The following poem by Beth Clifford,* a long-term member of my writing group Longmeadow Writers & Artists, was given to me by Beth on my move to a new life in Florida. It would come with me to India in a very small collection of treasured items that helped me stay afloat emotionally in that much bigger move to a far different life from what I had known. This year, Beth’s writing arrived again in my life in the form of a praise comment for my forthcoming book, A Flower for God. It moved me with its insight, clarity, and metaphor. You will find it on the back cover. It also sent me on a hunt for her poem from long ago, “For Barbara,” from 1995, which I happily found. In her writing, I see what I know to be me, yet cannot describe in my writing.
For Barbara
She mentions her daughter’s name is Beth
When I call to reserve a seat in her workshop.
She tells me open handedly there might only
Be us two. Others have called but no definites
For a Saturday afternoon of Spiritual Journaling.
I hang up wondering how definite I am . . .

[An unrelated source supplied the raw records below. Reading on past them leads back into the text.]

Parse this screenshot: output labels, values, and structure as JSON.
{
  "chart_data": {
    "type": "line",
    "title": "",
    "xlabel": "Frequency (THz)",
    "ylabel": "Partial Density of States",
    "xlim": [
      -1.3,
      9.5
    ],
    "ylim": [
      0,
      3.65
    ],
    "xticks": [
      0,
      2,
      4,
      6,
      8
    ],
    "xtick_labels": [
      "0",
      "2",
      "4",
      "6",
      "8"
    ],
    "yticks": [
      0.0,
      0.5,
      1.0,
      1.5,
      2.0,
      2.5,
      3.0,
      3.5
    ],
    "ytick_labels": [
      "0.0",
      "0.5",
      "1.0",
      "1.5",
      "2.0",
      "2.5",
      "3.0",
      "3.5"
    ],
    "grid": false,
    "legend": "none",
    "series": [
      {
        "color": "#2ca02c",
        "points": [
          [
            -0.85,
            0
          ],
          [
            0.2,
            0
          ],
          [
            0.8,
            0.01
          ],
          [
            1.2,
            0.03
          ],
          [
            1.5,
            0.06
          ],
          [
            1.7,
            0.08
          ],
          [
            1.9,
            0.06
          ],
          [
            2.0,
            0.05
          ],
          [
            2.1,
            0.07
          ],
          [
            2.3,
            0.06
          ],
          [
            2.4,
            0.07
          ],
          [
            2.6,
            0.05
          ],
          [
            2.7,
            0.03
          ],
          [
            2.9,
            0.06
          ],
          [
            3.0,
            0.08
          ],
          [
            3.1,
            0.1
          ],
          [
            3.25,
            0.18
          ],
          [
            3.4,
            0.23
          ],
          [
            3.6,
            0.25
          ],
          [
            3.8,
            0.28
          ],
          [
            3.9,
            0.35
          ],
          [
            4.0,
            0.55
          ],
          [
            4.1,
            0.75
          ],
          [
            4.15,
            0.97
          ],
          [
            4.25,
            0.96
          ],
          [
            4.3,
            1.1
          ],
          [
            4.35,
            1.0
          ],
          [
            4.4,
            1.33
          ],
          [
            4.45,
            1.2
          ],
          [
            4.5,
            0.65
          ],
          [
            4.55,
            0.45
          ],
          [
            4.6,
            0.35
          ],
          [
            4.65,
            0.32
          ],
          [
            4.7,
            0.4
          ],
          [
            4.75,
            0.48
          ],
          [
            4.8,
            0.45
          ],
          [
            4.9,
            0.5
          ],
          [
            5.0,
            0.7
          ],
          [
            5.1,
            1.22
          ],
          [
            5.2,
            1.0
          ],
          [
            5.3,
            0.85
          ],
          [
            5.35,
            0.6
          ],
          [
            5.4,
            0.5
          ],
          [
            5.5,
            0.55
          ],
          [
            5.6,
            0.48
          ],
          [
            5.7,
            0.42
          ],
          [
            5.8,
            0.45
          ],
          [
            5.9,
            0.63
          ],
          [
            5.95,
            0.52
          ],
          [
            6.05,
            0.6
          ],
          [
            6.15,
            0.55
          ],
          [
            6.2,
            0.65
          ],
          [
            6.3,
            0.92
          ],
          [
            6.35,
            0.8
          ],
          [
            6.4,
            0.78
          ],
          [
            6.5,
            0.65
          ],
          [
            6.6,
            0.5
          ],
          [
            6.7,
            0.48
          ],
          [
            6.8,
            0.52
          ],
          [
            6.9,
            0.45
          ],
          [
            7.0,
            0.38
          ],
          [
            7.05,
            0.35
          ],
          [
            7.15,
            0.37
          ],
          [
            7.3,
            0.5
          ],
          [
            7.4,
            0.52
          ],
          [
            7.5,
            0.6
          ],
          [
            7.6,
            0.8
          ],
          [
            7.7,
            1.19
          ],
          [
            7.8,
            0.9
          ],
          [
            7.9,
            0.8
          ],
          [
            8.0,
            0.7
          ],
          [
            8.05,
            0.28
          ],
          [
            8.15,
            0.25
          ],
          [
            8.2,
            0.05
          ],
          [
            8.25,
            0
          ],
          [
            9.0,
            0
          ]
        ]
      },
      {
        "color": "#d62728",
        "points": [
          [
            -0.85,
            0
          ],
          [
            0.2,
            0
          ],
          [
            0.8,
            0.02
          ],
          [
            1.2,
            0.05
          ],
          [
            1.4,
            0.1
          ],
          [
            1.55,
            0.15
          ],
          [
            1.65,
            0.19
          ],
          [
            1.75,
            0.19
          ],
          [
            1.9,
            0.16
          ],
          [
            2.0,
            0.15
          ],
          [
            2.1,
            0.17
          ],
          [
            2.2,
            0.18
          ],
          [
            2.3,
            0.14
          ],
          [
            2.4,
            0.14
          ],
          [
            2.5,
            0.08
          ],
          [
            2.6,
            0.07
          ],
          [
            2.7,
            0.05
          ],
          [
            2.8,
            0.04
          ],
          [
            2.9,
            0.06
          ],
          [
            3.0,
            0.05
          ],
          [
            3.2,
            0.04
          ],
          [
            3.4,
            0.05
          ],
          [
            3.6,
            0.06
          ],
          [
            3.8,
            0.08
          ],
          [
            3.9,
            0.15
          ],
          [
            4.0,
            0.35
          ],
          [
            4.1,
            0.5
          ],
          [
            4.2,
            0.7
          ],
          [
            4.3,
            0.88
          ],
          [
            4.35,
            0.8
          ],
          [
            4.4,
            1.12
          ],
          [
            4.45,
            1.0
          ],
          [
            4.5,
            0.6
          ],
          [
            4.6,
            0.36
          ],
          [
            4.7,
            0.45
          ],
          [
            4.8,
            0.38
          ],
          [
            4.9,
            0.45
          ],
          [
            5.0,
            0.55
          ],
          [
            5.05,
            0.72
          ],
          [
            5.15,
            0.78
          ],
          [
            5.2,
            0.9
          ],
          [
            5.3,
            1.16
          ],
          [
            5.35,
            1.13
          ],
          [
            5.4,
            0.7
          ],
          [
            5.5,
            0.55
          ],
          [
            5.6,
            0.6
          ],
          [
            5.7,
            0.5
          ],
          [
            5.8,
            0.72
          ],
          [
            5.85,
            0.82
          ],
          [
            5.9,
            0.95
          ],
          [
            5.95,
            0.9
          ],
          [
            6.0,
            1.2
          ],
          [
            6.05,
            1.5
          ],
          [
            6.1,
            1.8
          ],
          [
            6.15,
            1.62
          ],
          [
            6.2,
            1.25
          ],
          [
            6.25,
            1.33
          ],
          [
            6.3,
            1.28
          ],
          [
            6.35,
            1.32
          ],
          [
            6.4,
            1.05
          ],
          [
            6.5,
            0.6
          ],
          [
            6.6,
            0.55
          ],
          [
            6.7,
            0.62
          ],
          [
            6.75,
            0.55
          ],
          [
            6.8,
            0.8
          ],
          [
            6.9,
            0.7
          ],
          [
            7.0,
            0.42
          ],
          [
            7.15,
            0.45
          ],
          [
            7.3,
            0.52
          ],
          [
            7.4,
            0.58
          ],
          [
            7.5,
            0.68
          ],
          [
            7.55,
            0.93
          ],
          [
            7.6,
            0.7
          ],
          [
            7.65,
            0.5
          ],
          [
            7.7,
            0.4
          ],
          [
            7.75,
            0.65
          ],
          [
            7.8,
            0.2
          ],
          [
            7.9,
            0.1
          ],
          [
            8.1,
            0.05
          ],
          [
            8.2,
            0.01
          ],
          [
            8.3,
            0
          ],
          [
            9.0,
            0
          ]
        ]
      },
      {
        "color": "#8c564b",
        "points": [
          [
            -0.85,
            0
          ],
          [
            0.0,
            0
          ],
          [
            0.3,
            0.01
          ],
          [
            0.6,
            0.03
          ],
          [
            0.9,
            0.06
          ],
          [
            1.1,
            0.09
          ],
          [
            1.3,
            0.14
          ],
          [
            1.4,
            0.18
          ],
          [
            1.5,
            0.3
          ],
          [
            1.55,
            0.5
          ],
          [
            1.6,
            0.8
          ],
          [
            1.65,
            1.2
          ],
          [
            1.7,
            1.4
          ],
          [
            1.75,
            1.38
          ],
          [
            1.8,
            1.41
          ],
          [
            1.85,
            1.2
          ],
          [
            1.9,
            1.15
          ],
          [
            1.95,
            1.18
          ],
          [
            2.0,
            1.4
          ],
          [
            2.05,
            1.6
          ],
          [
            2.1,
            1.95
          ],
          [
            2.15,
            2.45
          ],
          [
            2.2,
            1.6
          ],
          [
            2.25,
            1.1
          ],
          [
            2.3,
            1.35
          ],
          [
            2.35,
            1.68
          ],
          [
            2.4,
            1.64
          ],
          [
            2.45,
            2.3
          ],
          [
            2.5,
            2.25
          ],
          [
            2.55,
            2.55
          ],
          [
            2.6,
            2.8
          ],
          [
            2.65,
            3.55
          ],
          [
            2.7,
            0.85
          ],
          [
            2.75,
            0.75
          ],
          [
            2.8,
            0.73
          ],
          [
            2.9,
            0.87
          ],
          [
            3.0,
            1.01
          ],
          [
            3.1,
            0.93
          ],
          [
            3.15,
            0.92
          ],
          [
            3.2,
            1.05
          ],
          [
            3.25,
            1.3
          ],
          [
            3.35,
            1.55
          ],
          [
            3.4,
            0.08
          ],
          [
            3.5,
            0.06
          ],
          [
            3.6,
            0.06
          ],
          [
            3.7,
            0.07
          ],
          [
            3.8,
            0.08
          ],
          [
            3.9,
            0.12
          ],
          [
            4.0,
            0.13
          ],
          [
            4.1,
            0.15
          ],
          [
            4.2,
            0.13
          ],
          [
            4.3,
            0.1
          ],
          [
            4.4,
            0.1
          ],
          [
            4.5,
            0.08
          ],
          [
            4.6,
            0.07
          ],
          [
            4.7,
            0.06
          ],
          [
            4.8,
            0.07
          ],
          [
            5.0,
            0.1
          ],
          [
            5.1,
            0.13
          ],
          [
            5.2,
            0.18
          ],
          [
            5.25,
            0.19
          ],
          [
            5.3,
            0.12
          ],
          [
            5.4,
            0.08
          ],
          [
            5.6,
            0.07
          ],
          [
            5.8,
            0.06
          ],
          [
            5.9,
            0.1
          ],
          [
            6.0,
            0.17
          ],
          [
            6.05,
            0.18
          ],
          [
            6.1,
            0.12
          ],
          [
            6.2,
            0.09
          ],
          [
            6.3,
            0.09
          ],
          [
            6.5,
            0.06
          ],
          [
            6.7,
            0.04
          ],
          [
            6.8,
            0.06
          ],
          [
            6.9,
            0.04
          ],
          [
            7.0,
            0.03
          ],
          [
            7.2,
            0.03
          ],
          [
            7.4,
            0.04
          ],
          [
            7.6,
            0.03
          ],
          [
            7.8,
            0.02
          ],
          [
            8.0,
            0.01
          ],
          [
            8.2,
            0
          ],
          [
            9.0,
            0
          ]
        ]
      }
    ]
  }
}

How willing I should be to entrust my rusty skills
To a woman incapable of direct answers to linear questions.
The workshop works well. There are three of us.
We write through meditation, stand before imagined
Open doors. I feel craft returning and she tells me
Where she sees it. She is all gentleness and specificity.
She is also a writer. She understands and listens
And has to be told to give us more time to talk about her
Poems.
She berates her heavy labor to produce narrative
While her images fly off the page, take our breath away.
She tones, overtones and sees auras in this house
In a tree-lined neighborhood of Rotarians and golfers.
She has dislocated herself not by moving but by changing.
We let go slowly. Some of us strain to hold her in place.
She doesn’t break away. She bends. And stretches us
To a new collective height and weight.
She found us each a writer wanting to be told
“There is a place for you and your work.”
She leaves a community that makes that place for ourselves
and others.
My realization is, “Gifts of ability are born within each. At times, another’s may deeply move us by revealing us through a different lens of understanding.”
* Beth Clifford is an MFA student at Bay Path University in Massachusetts.